A: In a normal programming language, you can loop over a portion of the program indefinitely. This is a feature of programming languages, as they need to iterate to find solutions and sometimes those iterations can take hours/days.
In a smart contract language, you have a limited amount of gas that a computation can consume before it’s stopped. This is a feature of blockchains, as an infinite loop would stall/dos the network.
Turing completeness is related to the idea of an infinite program, and while powerful turing completeness makes it MUCH easier to write bugs. Because things like ETH have gas limits, there’s zero reason that the EVM should be turing complete… except it is, so it has way more bugs in contracts.

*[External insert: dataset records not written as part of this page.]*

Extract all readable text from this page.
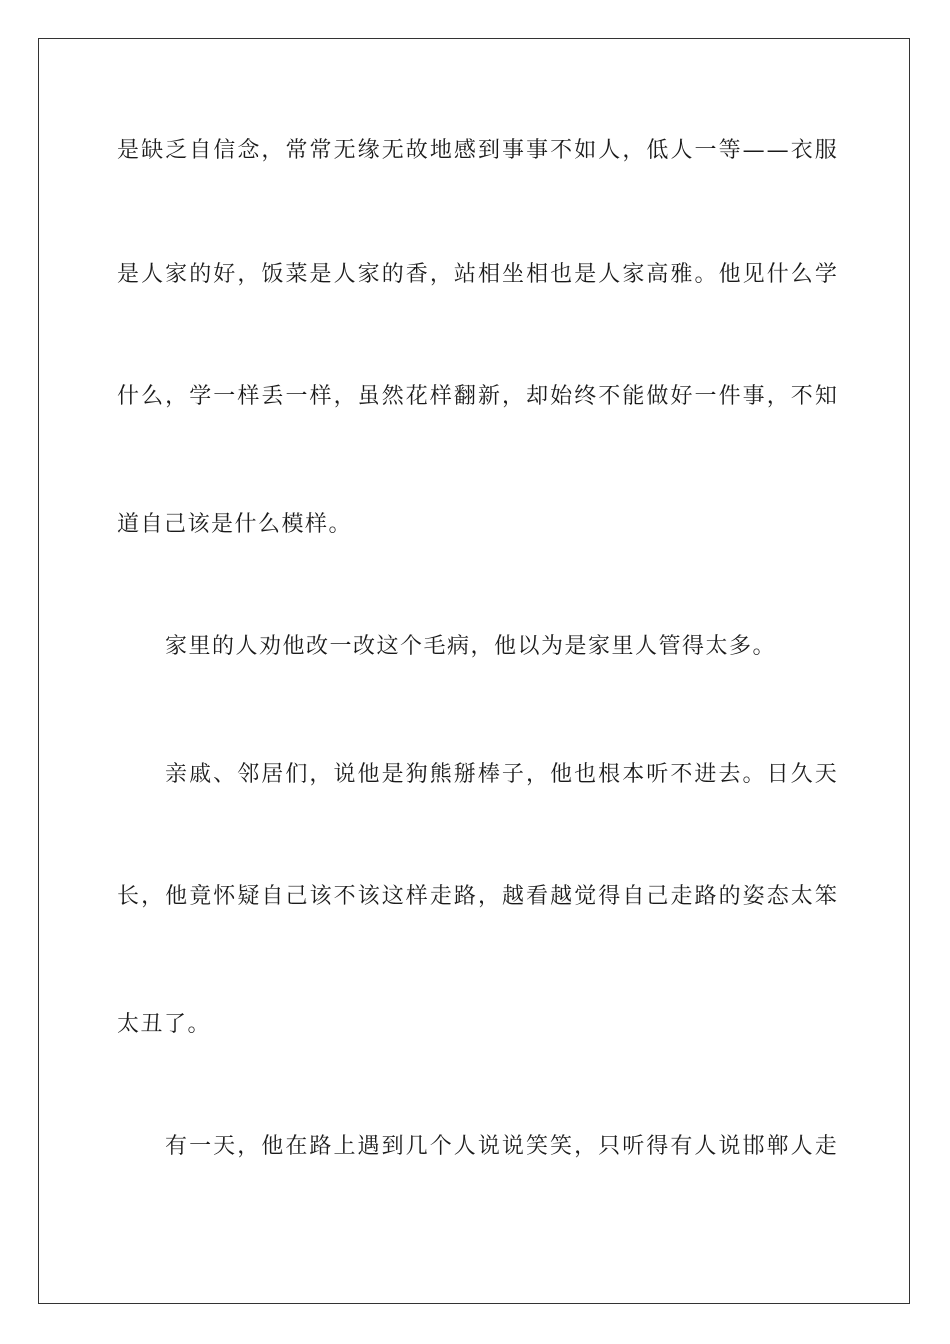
是 缺 乏 自 信 念 ， 常 常 无 缘 无 故 地 感 到 事 事 不 如 人 ， 低 人 一 等 — — 衣 服
是 人 家 的 好 ， 饭 菜 是 人 家 的 香 ， 站 相 坐 相 也 是 人 家 高 雅 。 他 见 什 么 学
什 么 ， 学 一 样 丢 一 样 ， 虽 然 花 样 翻 新 ， 却 始 终 不 能 做 好 一 件 事 ， 不 知
道自己该是什么模样。
家里的人劝他改一改这个毛病，他以为是家里人管得太多。
亲 戚 、 邻 居 们 ， 说 他 是 狗 熊 掰 棒 子 ， 他 也 根 本 听 不 进 去 。 日 久 天
长 ， 他 竟 怀 疑 自 己 该 不 该 这 样 走 路 ， 越 看 越 觉 得 自 己 走 路 的 姿 态 太 笨
太丑了。
有 一 天 ， 他 在 路 上 遇 到 几 个 人 说 说 笑 笑 ， 只 听 得 有 人 说 邯 郸 人 走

Pact isn’t Turing complete, meaning that even though you can stick together a program that loops 1MM times, you can never make it infinite. While for people a 1MM-iteration loop, and an infinite loop, seem similar… to a computer they are very different, and thus a computer can make/check pact programs for safety in a unparalleled way.
tl;dr — Pact can’t run forever, and thus a computer can fully understand what pact code does, so it can “check you work”, which makes it dramatically safer.
Q: Kadena uses the PoW algorithm, and due to the computational capacity required, it is expensive and energy intensive. Do you plan to migrate to PoS consensus in the short term? How committed is your project to the ecosystem?
A: The reports about PoW’s problems with energy consumption are based on bad data and have been pretty well debunked [1]. Electricity cannot be transmitted anywhere in the world for free. Transmitting electricity causes significant power loss over distance. PoW miners almost always operate very close to cheap green power where there is surplus electricity. This actually makes PoW a better way to transmit power around the globe. Instead of having to have an armored truck drive a bunch of gold up to Denver, you can have really cheap electricity near a hydro plant in Canada do some computations and those computations allow us to do the same value transfer that the armored truck would have done! This is actually really amazing when you think about it.
When you’re looking at the electricity consumption of PoW, you have to compare it to the existing thing that does the same job…i.e. the global banking system. How much power do you think that uses? Whatever it is, it’s enormous. PoW allows us to get many of those benefits while leveraging the cheapest and most efficient power in the world.
We don’t intend to migrate to PoS because PoS is unproven. It is our opinion that the only reason people are investigating PoS is because they couldn’t figure out how to scale PoW and the reward for scaling is too big to ignore. We figured out how to scale PoW, so we’re going to stick with the tried and true. If you really sit down and think about it, PoS is really rule by the wealthy. If the original stakeholders don’t want to sell, it’s impossible for anyone else to control the network. That’s not the kind of system that I want to use.